Bruxelles, 18/07/2006 (Agence Europe) - La force de stabilisation que j'ai proposée pour le Sud Liban devrait, selon moi, être « bien plus large » que les 2000 hommes que nous y avons déjà, et j'espère qu'elle aura un autre mandat, a dit le 18 juillet à Bruxelles le Secrétaire général de l'ONU Kofi Annan, lors d'une conférence de presse commune avec le Haut Représentant pour la PESC Javier Solana (il s'agit de la FINUL, déployée sur place depuis 1978: NDLR). Tout en précisant que ce mandat devra être décidé par les Nations unies, M. Annan a remarqué: une telle force devrait donner au gouvernement libanais le temps de « s'organiser et d'étendre son autorité sur tout le territoire, et de s'attaquer à la question du désarmement des milices ». Je n'ai pas seulement proposé une force de stabilisation, mais j'ai aussi dit qu'il faut « vraiment cesser les hostilités », a insisté M. Annan, qui a martelé: « Le Conseil de sécurité doit s'y mettre, il doit travailler là-dessus avec un paquet de propositions ». Le Secrétaire général a remercié Javier Solana pour s'être rendu rapidement dans la région (voir plus loin) et a noté que, à cette occasion, le Haut Représentant pour la PESC avait aussi rencontré les membres de la mission diplomatique de l'ONU dépêchée sur place. « Mon équipe » est aujourd'hui en Israël, après avoir eu des discussions « constructives » avec le Premier ministre libanais, et peut-être ira-t-elle de nouveau au Liban puis à Damas, pour faire ensuite rapport à New York, a indiqué M. Annan.
Le Secrétaire général, qui était à Bruxelles pour la conférence internationale sur le Darfour (voir autre nouvelle), a répondu aux questions de la presse aussi aux côtés du Président Barroso, qui, à cette occasion, a réitéré son appui à la fois à la mission diplomatique de l'ONU et à une future force de stabilisation. Certains pays européens m'ont déjà dit qu'ils seraient prêts à y contribuer, a signalé José Manuel Barroso. (A Saint-Pétersbourg, le Premier ministre italien Romano Prodi avait déclaré: « L'ONU a là-bas déjà 2000 hommes. Multipliés par cinq, avec une force supplémentaire de 8000 effectifs, ils devraient suffire. Il ne faut pas seulement des observateurs. Si les observateurs suffisaient, ce qui est arrivé ne serait pas arrivé »). Nous sommes aussi en train d'examiner avec quelques Etats membres la possibilité d'un « effort humanitaire » qui, « je le crains », sera nécessaire, a ajouté M. Barroso (voir EUROPE n° 9234 au sujet des 5 millions d'euros dégagés par le Commissaire Louis Michel).

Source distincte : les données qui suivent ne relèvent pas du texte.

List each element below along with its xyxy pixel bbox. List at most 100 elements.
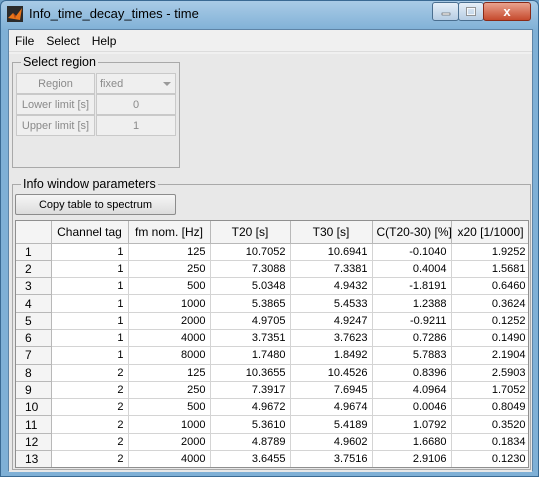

Dans une déclaration à la presse après sa rencontre avec le Premier ministre libanais Fouad Siniora, dimanche, Javier Solana avait tenu à souligner qu'il venait « montrer physiquement, ici à Beyrouth, la solidarité de l'Union européenne ». « Je suis la première personne qui arrive ici au nom de la communauté internationale », a-t-il rappelé, en précisant: je n'ai pas été en Israël, « j'irai probablement dans les prochains jours ». De notre point de vue, a-t-il remarqué, « Israël devrait faire tout son possible pour ne pas entrer dans une logique de guerre, même en réaction à des actes qui sont des provocations, très difficiles à expliquer, et que nous condamnons. (…) Nous aimerions que la réponse à ce que nous considérons comme une provocation inacceptable soit conforme au droit international et au principe de la proportionnalité, et compatible avec le respect de la vie de civils innocents ». Quant au Liban, ses leaders devraient travailler ensemble, pour essayer de « récupérer la paix et la prospérité qui existaient un jour ici ». La Résolution1559 du Conseil de sécurité « décrit très clairement les éléments de liberté et de souveraineté » indispensables pour avoir « un véritable Etat au Liban », a expliqué M. Solana, en avertissant: « J'aimerais beaucoup que le gouvernement puisse appliquer pleinement la résolution. (…) Dans un Etat réellement démocratique, c'est le gouvernement qui a la responsabilité de l'usage de la force. Personne d'autre ». « Je ne pense pas que c'est juste de blâmer le gouvernement libanais. Le gouvernement dirigé par M. Siniora (…) fait beaucoup en ce moment. (…) Le gouvernement doit contrôler le territoire et toutes les fonctions. Territoire signifie tout: Nord, Sud, Est et Ouest. « Fonctions » signifie toutes les fonctions, y compris la sécurité. C'est une fonction qui, dans un pays démocratique, peut être attribuée seulement au gouvernement ».